Devinant aussitôt un étranger, Simon Therrier s’avança à sa rencontre, et, très souriant, très accueillant, demanda d’une voix suave :

— Vous êtes français, mon gentilhomme ?

Car il avait un certain air ce jeune homme dans le vêtement tout noir qui l’habillait. Il portait avec une élégante aisance un frac à larges basques qui moulait sa taille fine et souple. Et à voir ses mains fines et très blanches, on comprenait de suite que ce jeune homme ne sortait pas de l’atelier. Il avait tout simplement la physionomie d’un gentilhomme de province.

— Vous êtes monsieur Therrier ? questionna le jeune homme, oubliant ou négligeant de répondre à l’interrogation qu’on venait de lui faire.

— C’est moi en personne, sourit plus largement l’aubergiste. Que puis-je faire pour vous être utile ?

— Je cherche un logement, monsieur. Débarqué ce matin, j’ai parcouru toute la ville à la recherche d’une auberge française. Finalement, l’on m’a indiqué votre maison.

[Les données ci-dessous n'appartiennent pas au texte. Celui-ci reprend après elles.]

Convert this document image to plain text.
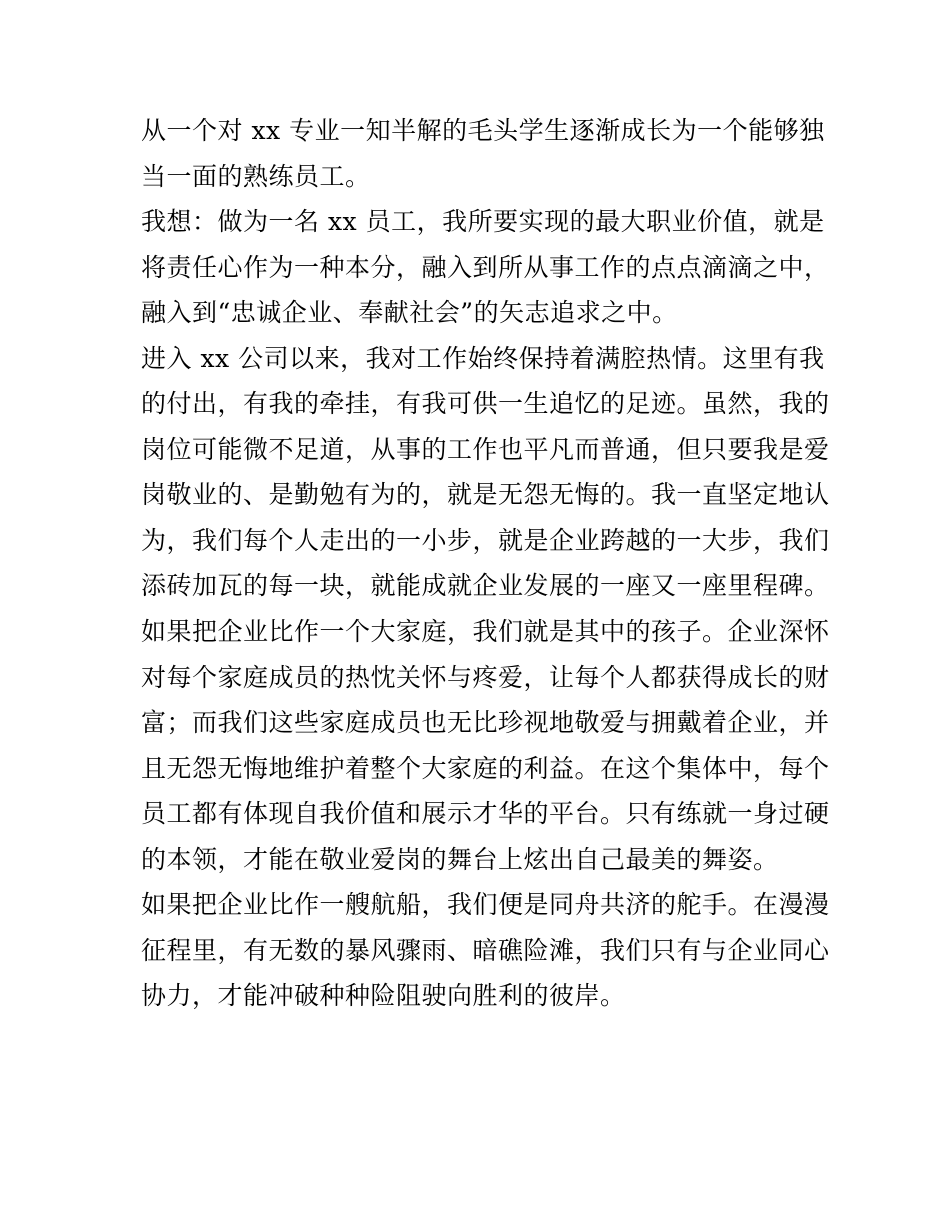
从一个对 xx 专业一知半解的毛头学生逐渐成长为一个能够独
当一面的熟练员工。
我想：做为一名 xx 员工，我所要实现的最大职业价值，就是
将责任心作为一种本分，融入到所从事工作的点点滴滴之中，
融入到“忠诚企业、奉献社会”的矢志追求之中。
进入 xx 公司以来，我对工作始终保持着满腔热情。这里有我
的付出，有我的牵挂，有我可供一生追忆的足迹。虽然，我的
岗位可能微不足道，从事的工作也平凡而普通，但只要我是爱
岗敬业的、是勤勉有为的，就是无怨无悔的。我一直坚定地认
为，我们每个人走出的一小步，就是企业跨越的一大步，我们
添砖加瓦的每一块，就能成就企业发展的一座又一座里程碑。
如果把企业比作一个大家庭，我们就是其中的孩子。企业深怀
对每个家庭成员的热忱关怀与疼爱，让每个人都获得成长的财
富；而我们这些家庭成员也无比珍视地敬爱与拥戴着企业，并
且无怨无悔地维护着整个大家庭的利益。在这个集体中，每个
员工都有体现自我价值和展示才华的平台。只有练就一身过硬
的本领，才能在敬业爱岗的舞台上炫出自己最美的舞姿。
如果把企业比作一艘航船，我们便是同舟共济的舵手。在漫漫
征程里，有无数的暴风骤雨、暗礁险滩，我们只有与企业同心
协力，才能冲破种种险阻驶向胜利的彼岸。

— Le hasard vous sert bien, mon jeune ami, il me reste une chambre en disponibilité, et je vous la cède de tout cœur.

— Merci.

— Votre nom, cher monsieur ?

— Hindelang.

— Vous arrivez de France ?

— Oui, de Paris. Mais j’ai séjourné quelques semaines à Londres.

— Vous visitez le monde ?

— Non… je viens en Amérique pour y gagner de l’argent.

— Vrai ? Eh bien ! mon ami, c’est l’unique pays au monde ! s’écria Simon Therrier avec enthousiasme.

— C’est bien ce qu’on m’a affirmé, sourit le jeune homme.

— On a dû vous affirmer aussi que, avec un petit capital-espèces, l’on pouvait en quelques années bien courtes se conquérir une fortune ?

— On m’a dit cela également.

— Alors, vous avez un petit capital à placer ?

— Bien mince, monsieur. C’est le petit héritage qu’a laissé mon père en mourant. J’ai pris la moitié seulement, abandonnant l’autre moitié à ma mère que j’ai laissée à Paris en attendant le jour, pas trop lointain, j’espère, où je pourrai aller la chercher.

— Ah ! pauvre mère ! fit avec compassion l’aubergiste très intéressé par ce jeune homme qui, bien que sa personne révélât un peu de timidité, laissait cependant voir une nature forte et énergique. Et l’aubergiste demanda encore :

— Vous l’avez laissée seule à Paris, votre mère ?

— Pas tout à fait : un ami commun s’est chargé de veiller sur elle durant notre séparation.

— Pauvre femme ! elle s’ennuiera sûrement…

— Je sais, sourit amèrement le jeune homme. Aussi vais-je tâcher de me caser le plus tôt.

— Vous trouverez des compatriotes obligeants qui vous aideront, affirma l’hôtelier, et vous pouvez dès ce moment compter sur moi, bien que je vaille peu de chose.

— Merci, monsieur, vous me réconfortez.

— Oh ! parce que vous êtes étranger en pays inconnu il ne faut pas vous mettre martel en tête ; vous verrez qu’il est facile de vivre ici !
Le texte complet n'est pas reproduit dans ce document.